Swedish prosecutors declined to reveal the exact number of suspected victims in the case.
“There are more companies and authorities affected, but the charges cover those in the charge sheet. We selected the most clear-cut cases early on,” investigator Helena Ljunggren told a press conference on Monday.
Eight people face trial in connection with the case, which involves at least 40 million kronor ($5 million).
The main suspect's lawyer, Jan-Anders Hybelius, told the TT news agency that his client admits several of the fraud allegations, but claims that he acted on other people's instructions: “The money did not go to him. His financial compensation was very modest, the way I see it.”
His 38-year-old client is the only one who is accused of data breach attacks, which he denies. The other seven are accused of having been involved to varying extents in the fraud incidents, according to Ljunggren.
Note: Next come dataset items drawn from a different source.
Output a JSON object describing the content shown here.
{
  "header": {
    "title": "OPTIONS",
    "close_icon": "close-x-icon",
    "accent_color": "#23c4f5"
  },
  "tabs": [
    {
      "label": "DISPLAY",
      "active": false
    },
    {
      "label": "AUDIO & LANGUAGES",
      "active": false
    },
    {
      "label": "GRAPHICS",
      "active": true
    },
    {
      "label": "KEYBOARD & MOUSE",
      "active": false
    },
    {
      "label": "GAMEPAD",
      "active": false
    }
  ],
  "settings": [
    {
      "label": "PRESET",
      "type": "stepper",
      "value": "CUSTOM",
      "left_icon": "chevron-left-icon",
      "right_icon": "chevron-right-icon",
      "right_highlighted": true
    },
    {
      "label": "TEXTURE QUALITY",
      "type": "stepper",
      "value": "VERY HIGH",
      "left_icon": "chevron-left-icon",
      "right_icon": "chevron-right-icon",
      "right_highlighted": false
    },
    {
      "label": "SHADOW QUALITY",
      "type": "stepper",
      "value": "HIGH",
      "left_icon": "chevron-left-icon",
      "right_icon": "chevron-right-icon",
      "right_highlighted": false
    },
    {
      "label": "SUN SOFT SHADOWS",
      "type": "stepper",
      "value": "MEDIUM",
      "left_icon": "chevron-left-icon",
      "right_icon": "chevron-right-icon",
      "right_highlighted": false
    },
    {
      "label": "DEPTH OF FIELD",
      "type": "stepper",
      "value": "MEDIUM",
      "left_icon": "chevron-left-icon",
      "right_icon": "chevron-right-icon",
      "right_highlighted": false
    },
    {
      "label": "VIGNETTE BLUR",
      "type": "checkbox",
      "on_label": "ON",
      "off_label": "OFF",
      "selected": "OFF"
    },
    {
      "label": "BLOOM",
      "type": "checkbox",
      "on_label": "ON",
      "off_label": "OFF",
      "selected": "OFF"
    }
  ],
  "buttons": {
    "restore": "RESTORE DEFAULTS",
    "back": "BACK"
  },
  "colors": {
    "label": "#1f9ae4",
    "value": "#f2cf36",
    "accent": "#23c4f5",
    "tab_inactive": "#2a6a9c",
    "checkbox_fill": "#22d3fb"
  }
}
In most cases the data breaches were carried out with the help of e-mail attachments opened by individuals, reports TT. The fraud incidents were allegedly committed when the perpetrators broke into computer systems to send payments to the wrong recipients.
The investigation covers aggravated more than a dozen fraud incidents amounting to around 25.5 million kronor and fraud attempts of 15 million kronor. TT reports that the money was sent to accounts in Sweden and then transferred to other accounts, sometimes registered in Sweden and sometimes abroad.
Investigators have been able to trace some of the money to Kosovo and Hong Kong.
Around 20 companies, four banks, several law firms and a number of private individuals are among those affected, as well as the Swedish Prison and Probation Service.
Banking giant Swedbank was made to pay out 4.3 million kronor in the most serious of the fraud attempts, but the money has been secured, according to prosecutor Ljunggren.
According to the Kvällsposten daily, the Gekås superstore in Ullared, Ikano Bank, Resurs Bank, payment startup Klarna and construction firm NCC are also among those targeted.
The Sweden Democrat party said they had also received e-mails from the group, but did not think they had fallen victim to financial fraud. “Unfortunately these kinds of e-mails are quite common in society and we have procedures for how to handle them,” said the party's press officer Henrik Vinge.
The trial starts on September 26th in Malmö.